The Varying Global Energy Landscape

The May/June issue of Biomass Magazine includes stories from around the globe, including a major effort to increase renewable electricity access Africa, and Australian bioenergy production, use and export.
By Anna Simet | April 26, 2018

Recently, someone asked me what percent of U.S. energy is renewable, and I hesitated. I knew wood energy was somewhere around 2 percent—20 percent popped into my head. That was what I said, and later, I confirmed that estimate was high—it actually only accounts for about 10 percent of total U.S. energy consumption, and about 15 percent of electricity generation, according to the U.S. EIA.

In Africa, wood is the source of a whopping 80 percent of all energy consumption, but mostly for heating and cooking. And on a continent home to 1.2 billion-plus people, only about 45 percent actually have access to electricity, and that number is even lower in the sub-Saharan region. In his powerful page-28 feature, “From Impoverished to Empowered,” Senior Editor Ron Kotrba reports on a New Deal on Energy for Africa, an initiative driven by the African Development Bank Group that, in a nut shell, aims to provide Africans universal access to electricity by 2025. Biomass will plan a significant role, and Ousseynou Nakoulima, AfBD’s director of renewable energy, told Kotrba, “Biomass—specifically agriculture residue—does not just provide a solution to the problems of energy access and renewable energy, but it drives business and the value chain all along the ag subsector. In nutshell, these are major advantages.”

Like Africa, Australia has an abundance of ag residue, sugarcane bagasse in particular. Staff Writer Patrick Miller details Australia’s bioenergy development potential, progress and  hindering political forces in his page-14 feature, “Building Out Biomass in the Land Down Under.” In the story, he details several large-scale pellet projects, and found a common theme while discussing them with developers—right now, the domestic market is limited, so eyes are on international markets for now.

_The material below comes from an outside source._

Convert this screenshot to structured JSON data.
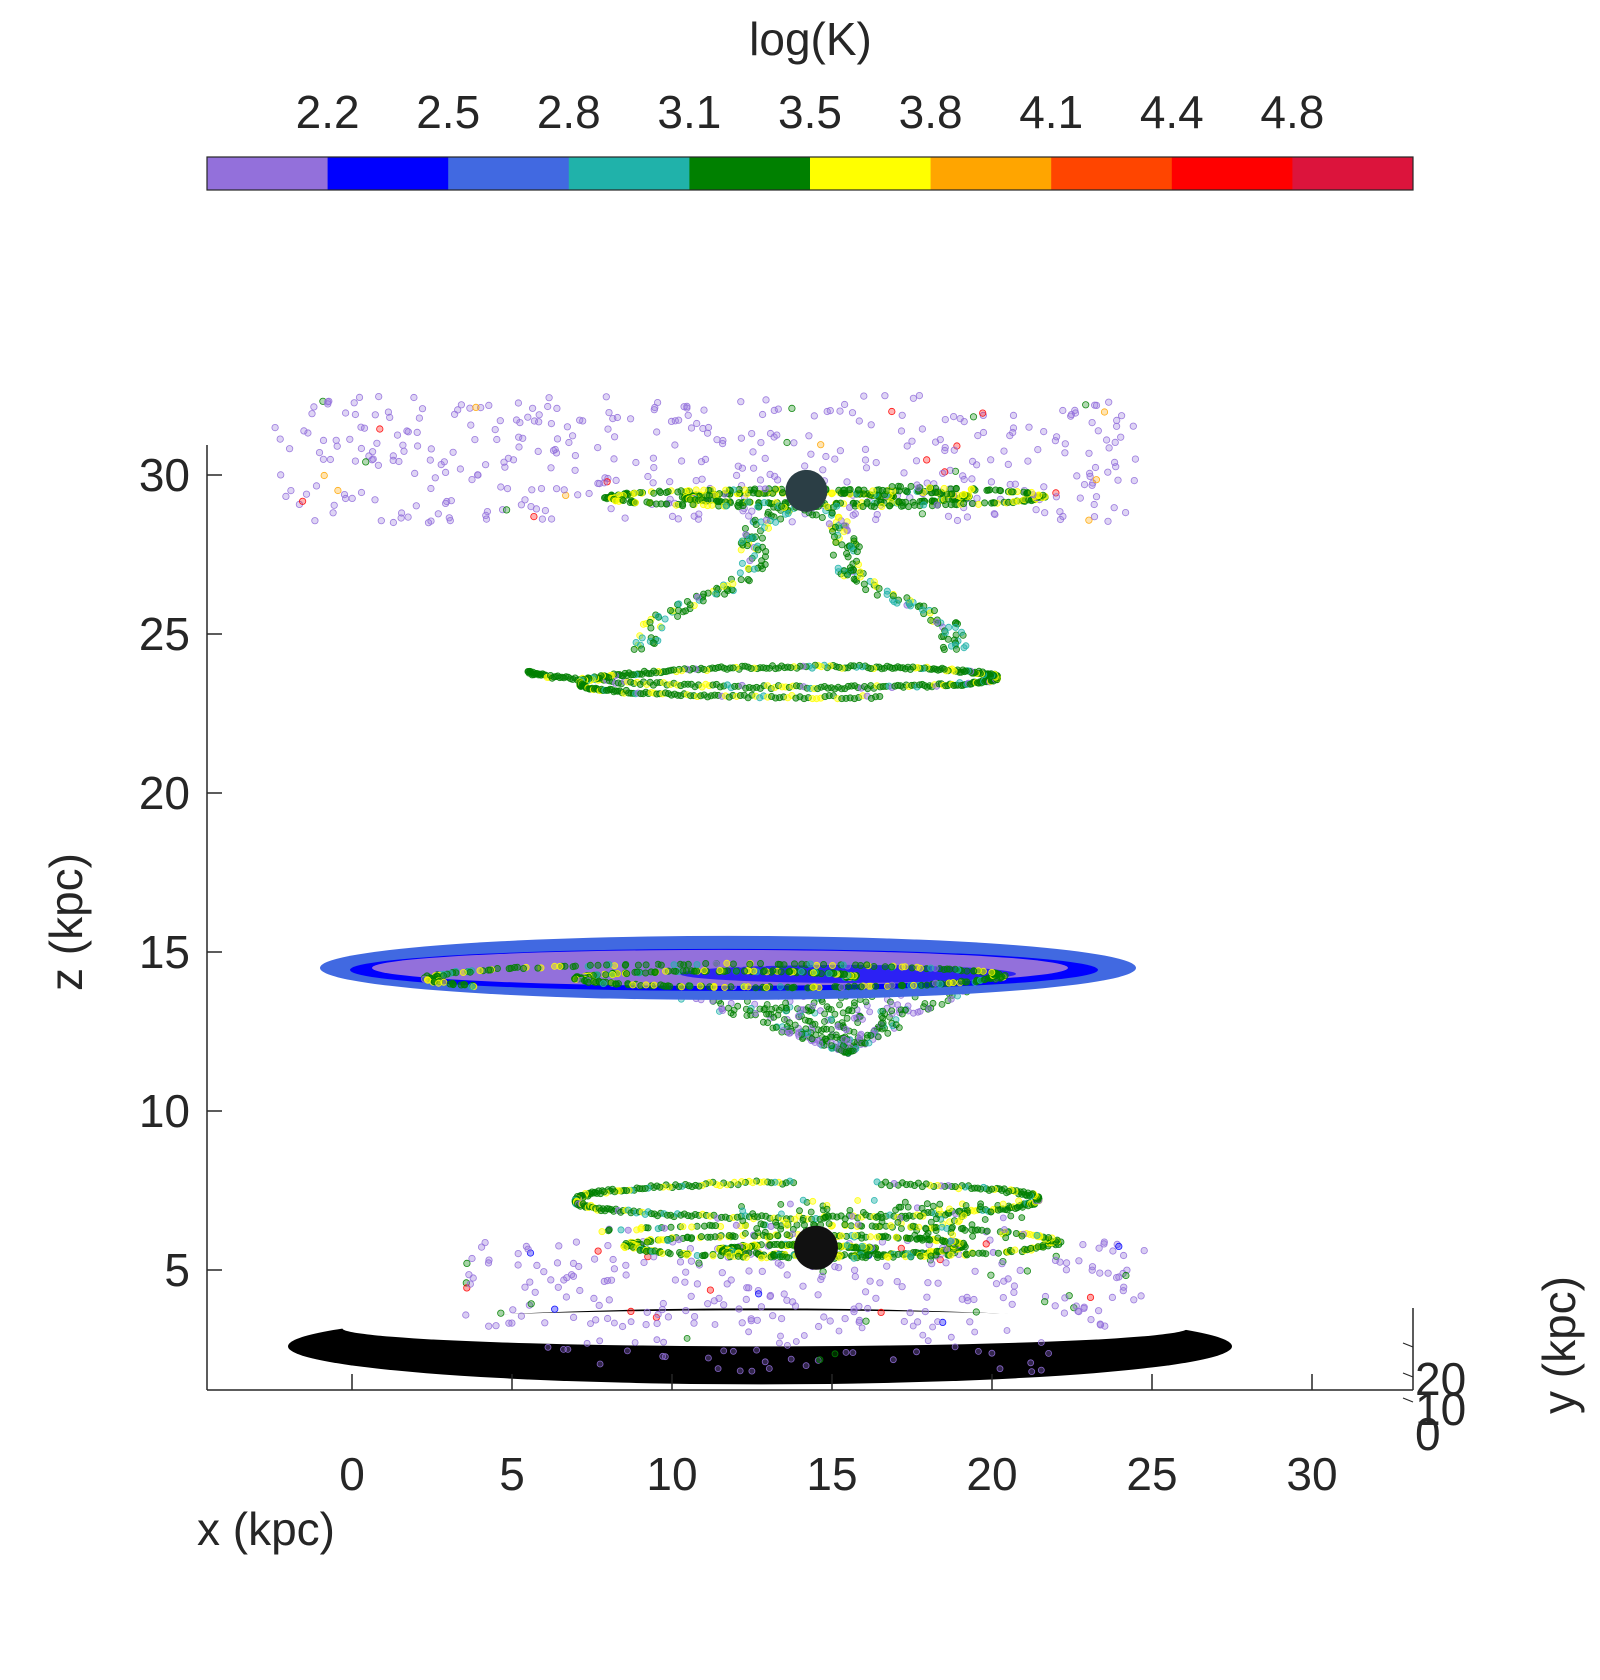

Rounding out our global market development issue, I interviewed the Coalition for Renewable Natural Gas’s Marcus Gillette on the North American RNG market, which has experienced significant growth over the past several years, one major driver of which has been the Renewable Fuel Standard.  Since 2014, when RNG was qualified to generate cellulosic biofuel RINs under the RFS, the industry’s average annual growth rate has been about 70 percent, Gillette says. He tells me, “What this means is, in the midst of a year when the merits of the RFS are being hotly debated in Washington, the RNG industry is perfect proof that the RFS is continuing to work as Congress intended, growing domestic production and use of cellulosic biofuels.”

I write this ed note shortly before leaving for the International Biomass Conference & Expo, and coming off this timely issue, I look forward to learning even more about the research, equipment and technology innovation, and development and advocacy strategies being deployed to advance the global bioenergy industry.